(台北中央社)総統府の郭雅慧(かくがけい)報道官は10日、最大野党・国民党の鄭麗文(ていれいぶん)主席(党首)が中国共産党の習近平総書記と会談したことについて、不適格で自らを矮小(わいしょう)化した行為だとして深い遺憾の意を示した。
郭報道官は、会談の本質は台湾を国際舞台から切り離して両岸(台湾と中国)は同じ中国に属するといった「一つの中国」の枠に取り込み、中国が掲げる中華民族の偉大な復興を目標とする政治的議題にすることにあると指摘。

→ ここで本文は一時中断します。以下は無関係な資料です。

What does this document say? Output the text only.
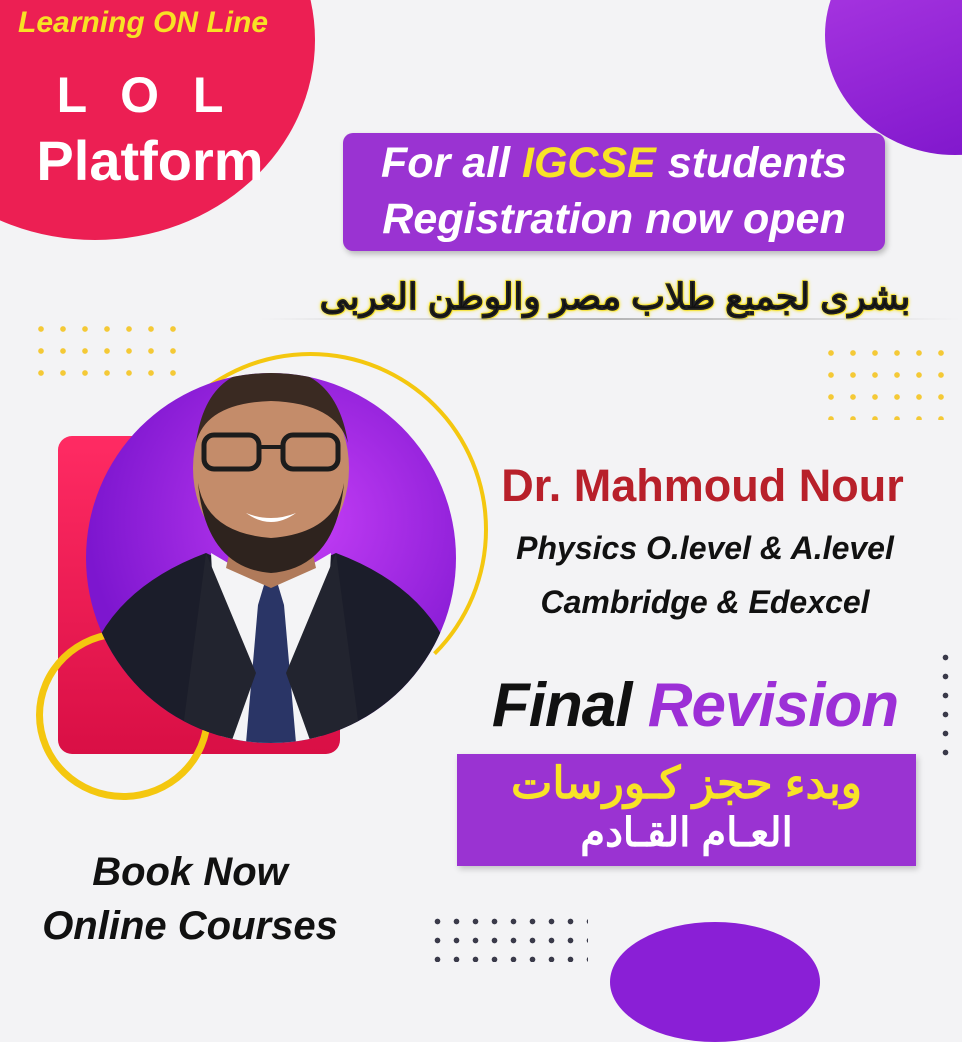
Learning ON Line
L O L
Platform	For all IGCSE students
Registration now open
بشرى لجميع طلاب مصر والوطن العربى
Dr. Mahmoud Nour
Physics O.level & A.level
Cambridge & Edexcel
Final Revision
وبدء حجز كـورسات
العـام القـادم
Book Now
Online Courses
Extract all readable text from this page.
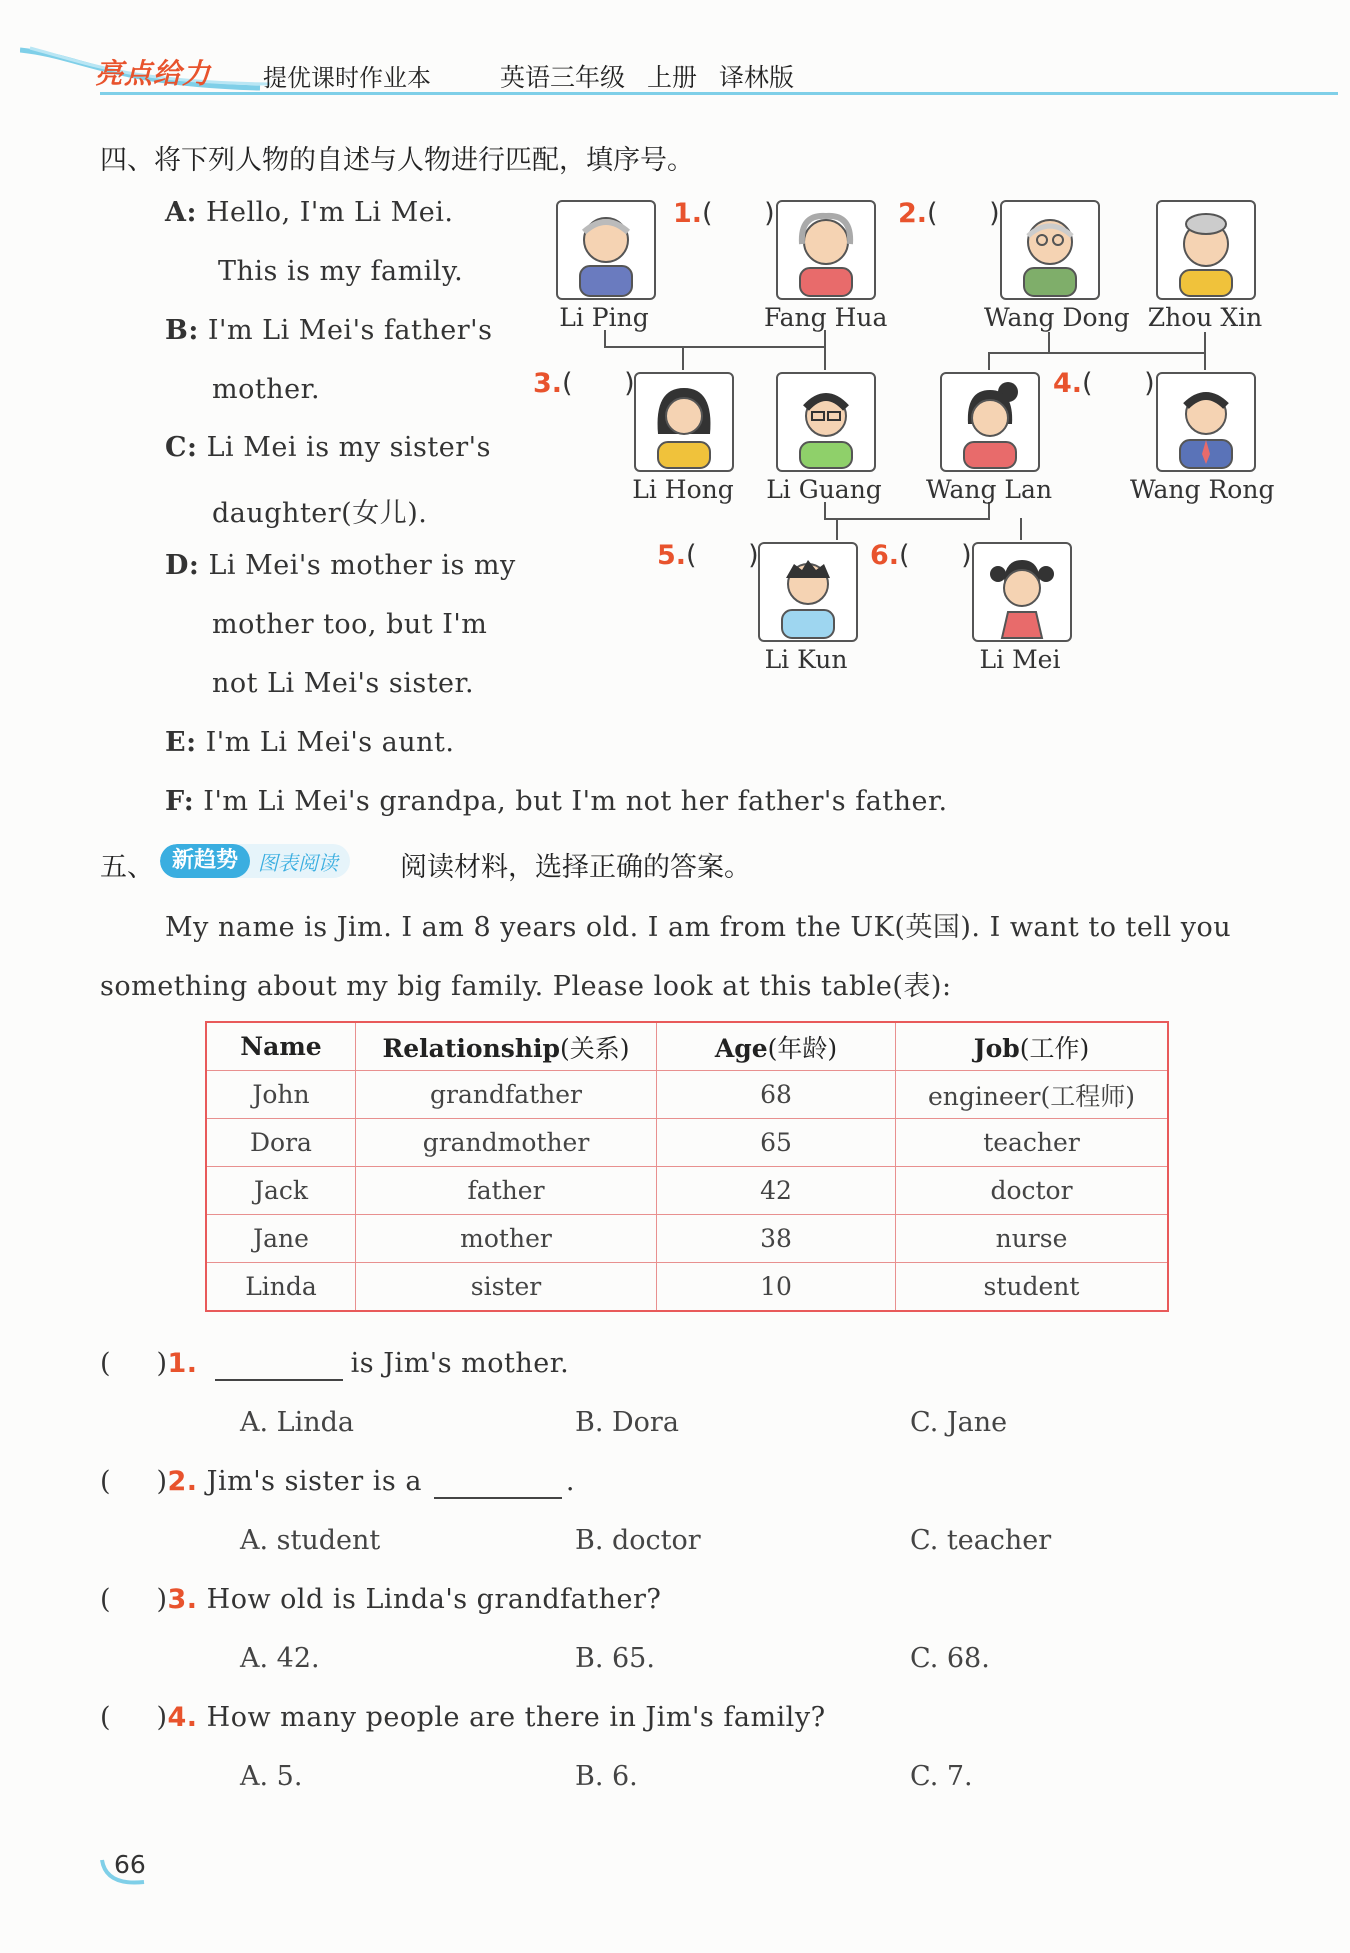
亮点给力 提优课时作业本	英语三年级 上册 译林版
四、将下列人物的自述与人物进行匹配，填序号。
A: Hello, I'm Li Mei.
This is my family.
B: I'm Li Mei's father's
mother.
C: Li Mei is my sister's
daughter(女儿).
D: Li Mei's mother is my
mother too, but I'm
not Li Mei's sister.
E: I'm Li Mei's aunt.
F: I'm Li Mei's grandpa, but I'm not her father's father.
Li Ping	Fang Hua	Wang Dong Zhou Xin
Li Hong	Li Guang Wang Lan	Wang Rong
Li Kun	Li Mei
1.( )	2.( )
3.( )	4.( )
5.( )	6.( )
五、 新趋势	图表阅读	阅读材料，选择正确的答案。
My name is Jim. I am 8 years old. I am from the UK(英国). I want to tell you
something about my big family. Please look at this table(表):
Name	Relationship(关系)	Age(年龄)	Job(工作)
John	grandfather	68	engineer(工程师)
Dora	grandmother	65	teacher
Jack	father	42	doctor
Jane	mother	38	nurse
Linda	sister	10	student
( )1.	is Jim's mother.
A. Linda	B. Dora	C. Jane
( )2. Jim's sister is a	.
A. student	B. doctor	C. teacher
( )3. How old is Linda's grandfather?
A. 42.	B. 65.	C. 68.
( )4. How many people are there in Jim's family?
A. 5.	B. 6.	C. 7.
66
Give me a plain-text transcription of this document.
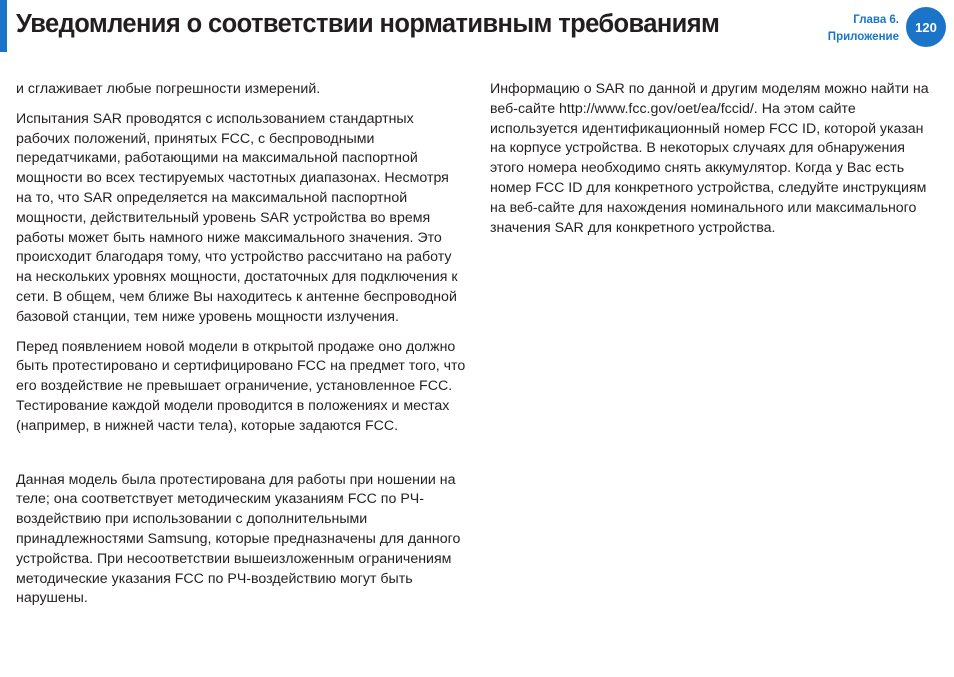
Уведомления о соответствии нормативным требованиям	Глава 6.
Приложение
120

и сглаживает любые погрешности измерений.

Испытания SAR проводятся с использованием стандартных рабочих положений, принятых FCC, с беспроводными передатчиками, работающими на максимальной паспортной мощности во всех тестируемых частотных диапазонах. Несмотря на то, что SAR определяется на максимальной паспортной мощности, действительный уровень SAR устройства во время работы может быть намного ниже максимального значения. Это происходит благодаря тому, что устройство рассчитано на работу на нескольких уровнях мощности, достаточных для подключения к сети. В общем, чем ближе Вы находитесь к антенне беспроводной базовой станции, тем ниже уровень мощности излучения.

Перед появлением новой модели в открытой продаже оно должно быть протестировано и сертифицировано FCC на предмет того, что его воздействие не превышает ограничение, установленное FCC. Тестирование каждой модели проводится в положениях и местах (например, в нижней части тела), которые задаются FCC.

Данная модель была протестирована для работы при ношении на теле; она соответствует методическим указаниям FCC по РЧ-воздействию при использовании с дополнительными принадлежностями Samsung, которые предназначены для данного устройства. При несоответствии вышеизложенным ограничениям методические указания FCC по РЧ-воздействию могут быть нарушены.

Информацию о SAR по данной и другим моделям можно найти на веб-сайте http://www.fcc.gov/oet/ea/fccid/. На этом сайте используется идентификационный номер FCC ID, которой указан на корпусе устройства. В некоторых случаях для обнаружения этого номера необходимо снять аккумулятор. Когда у Вас есть номер FCC ID для конкретного устройства, следуйте инструкциям на веб-сайте для нахождения номинального или максимального значения SAR для конкретного устройства.
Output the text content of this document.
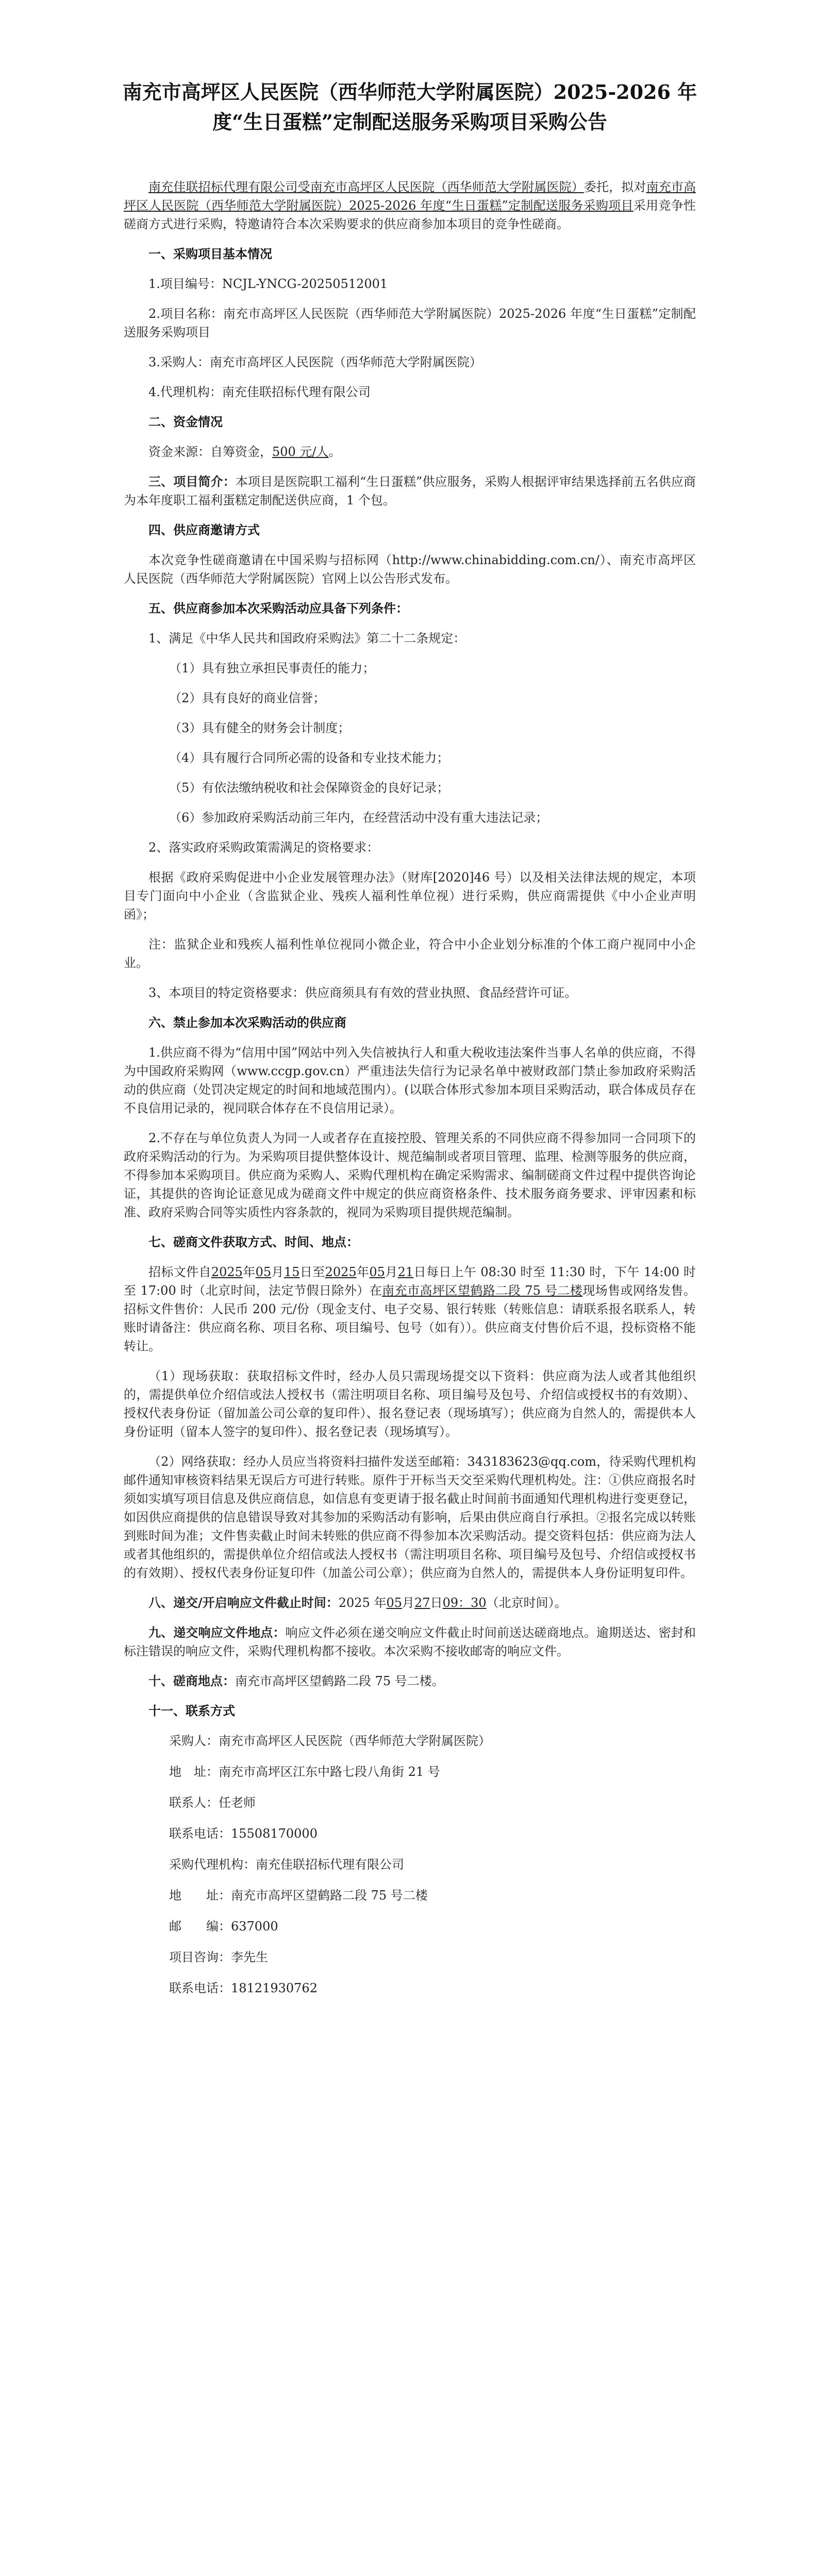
南充市高坪区人民医院（西华师范大学附属医院）2025-2026 年度“生日蛋糕”定制配送服务采购项目采购公告

南充佳联招标代理有限公司受南充市高坪区人民医院（西华师范大学附属医院）委托，拟对南充市高坪区人民医院（西华师范大学附属医院）2025-2026 年度“生日蛋糕”定制配送服务采购项目采用竞争性磋商方式进行采购，特邀请符合本次采购要求的供应商参加本项目的竞争性磋商。

一、采购项目基本情况

1.项目编号：NCJL-YNCG-20250512001

2.项目名称：南充市高坪区人民医院（西华师范大学附属医院）2025-2026 年度“生日蛋糕”定制配送服务采购项目

3.采购人：南充市高坪区人民医院（西华师范大学附属医院）

4.代理机构：南充佳联招标代理有限公司

二、资金情况

资金来源：自筹资金，500 元/人。

三、项目简介：本项目是医院职工福利“生日蛋糕”供应服务，采购人根据评审结果选择前五名供应商为本年度职工福利蛋糕定制配送供应商，1 个包。

四、供应商邀请方式

本次竞争性磋商邀请在中国采购与招标网（http://www.chinabidding.com.cn/）、南充市高坪区人民医院（西华师范大学附属医院）官网上以公告形式发布。

五、供应商参加本次采购活动应具备下列条件：

1、满足《中华人民共和国政府采购法》第二十二条规定：

（1）具有独立承担民事责任的能力；

（2）具有良好的商业信誉；

（3）具有健全的财务会计制度；

（4）具有履行合同所必需的设备和专业技术能力；

（5）有依法缴纳税收和社会保障资金的良好记录；

（6）参加政府采购活动前三年内，在经营活动中没有重大违法记录；

2、落实政府采购政策需满足的资格要求：

根据《政府采购促进中小企业发展管理办法》（财库[2020]46 号）以及相关法律法规的规定，本项目专门面向中小企业（含监狱企业、残疾人福利性单位视）进行采购，供应商需提供《中小企业声明函》；

注：监狱企业和残疾人福利性单位视同小微企业，符合中小企业划分标准的个体工商户视同中小企业。

3、本项目的特定资格要求：供应商须具有有效的营业执照、食品经营许可证。

六、禁止参加本次采购活动的供应商

1.供应商不得为“信用中国”网站中列入失信被执行人和重大税收违法案件当事人名单的供应商，不得为中国政府采购网（www.ccgp.gov.cn）严重违法失信行为记录名单中被财政部门禁止参加政府采购活动的供应商（处罚决定规定的时间和地域范围内）。(以联合体形式参加本项目采购活动，联合体成员存在不良信用记录的，视同联合体存在不良信用记录）。

2.不存在与单位负责人为同一人或者存在直接控股、管理关系的不同供应商不得参加同一合同项下的政府采购活动的行为。为采购项目提供整体设计、规范编制或者项目管理、监理、检测等服务的供应商，不得参加本采购项目。供应商为采购人、采购代理机构在确定采购需求、编制磋商文件过程中提供咨询论证，其提供的咨询论证意见成为磋商文件中规定的供应商资格条件、技术服务商务要求、评审因素和标准、政府采购合同等实质性内容条款的，视同为采购项目提供规范编制。

七、磋商文件获取方式、时间、地点：

招标文件自2025年05月15日至2025年05月21日每日上午 08:30 时至 11:30 时，下午 14:00 时至 17:00 时（北京时间，法定节假日除外）在南充市高坪区望鹤路二段 75 号二楼现场售或网络发售。招标文件售价：人民币 200 元/份（现金支付、电子交易、银行转账（转账信息：请联系报名联系人，转账时请备注：供应商名称、项目名称、项目编号、包号（如有））。供应商支付售价后不退，投标资格不能转让。

（1）现场获取：获取招标文件时，经办人员只需现场提交以下资料：供应商为法人或者其他组织的，需提供单位介绍信或法人授权书（需注明项目名称、项目编号及包号、介绍信或授权书的有效期）、授权代表身份证（留加盖公司公章的复印件）、报名登记表（现场填写）；供应商为自然人的，需提供本人身份证明（留本人签字的复印件）、报名登记表（现场填写）。

（2）网络获取：经办人员应当将资料扫描件发送至邮箱：343183623@qq.com，待采购代理机构邮件通知审核资料结果无误后方可进行转账。原件于开标当天交至采购代理机构处。注：①供应商报名时须如实填写项目信息及供应商信息，如信息有变更请于报名截止时间前书面通知代理机构进行变更登记，如因供应商提供的信息错误导致对其参加的采购活动有影响，后果由供应商自行承担。②报名完成以转账到账时间为准；文件售卖截止时间未转账的供应商不得参加本次采购活动。提交资料包括：供应商为法人或者其他组织的，需提供单位介绍信或法人授权书（需注明项目名称、项目编号及包号、介绍信或授权书的有效期）、授权代表身份证复印件（加盖公司公章）；供应商为自然人的，需提供本人身份证明复印件。

八、递交/开启响应文件截止时间：2025 年05月27日09：30（北京时间）。

九、递交响应文件地点：响应文件必须在递交响应文件截止时间前送达磋商地点。逾期送达、密封和标注错误的响应文件，采购代理机构都不接收。本次采购不接收邮寄的响应文件。

十、磋商地点：南充市高坪区望鹤路二段 75 号二楼。

十一、联系方式

采购人：南充市高坪区人民医院（西华师范大学附属医院）

地　址：南充市高坪区江东中路七段八角街 21 号

联系人：任老师

联系电话：15508170000

采购代理机构：南充佳联招标代理有限公司

地　　址：南充市高坪区望鹤路二段 75 号二楼

邮　　编：637000

项目咨询：李先生

联系电话：18121930762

会談が浮き彫りにしようとしたのは「台湾は中華人民共和国の一部」といった認識や「平和的統一」を名目に台湾を併合する「一国二制度」を推進する狙いだったとした。
その上で、台湾の主要政党の一つである国民党が政党としての主体性や国家としての立場を堅持せず、中国が「両岸は一つの中国に属する」ことを核心とする「92年コンセンサス」を共産党との共通の政治基盤にしたと批判した。
また国民党は、国際社会が台湾海峡の平和に寄せる関心と支持を、北京側の論調である「外部勢力の介入」として歪め、中華民国を消し去り、台湾が「統一させられる」形で国家主権を明け渡す政治的道具に成り下がったと苦言を呈した。
郭報道官は、台湾は台湾人の台湾であり、世界の台湾であると主張。台湾の未来は台湾人だけが決められるとし、台湾は全世界の自由と民主主義を愛する国家と連携して地域の平和と幸福、繁栄のために尽力する意欲があり、権威主義者の民族主義に奉仕することはないとした。
さらに、会談は中華民国台湾の主権地位に対する主張に影響を与えることはなく、台湾の将来は2300万人の台湾人が決めるべきだとする立場も揺るがないと強調した。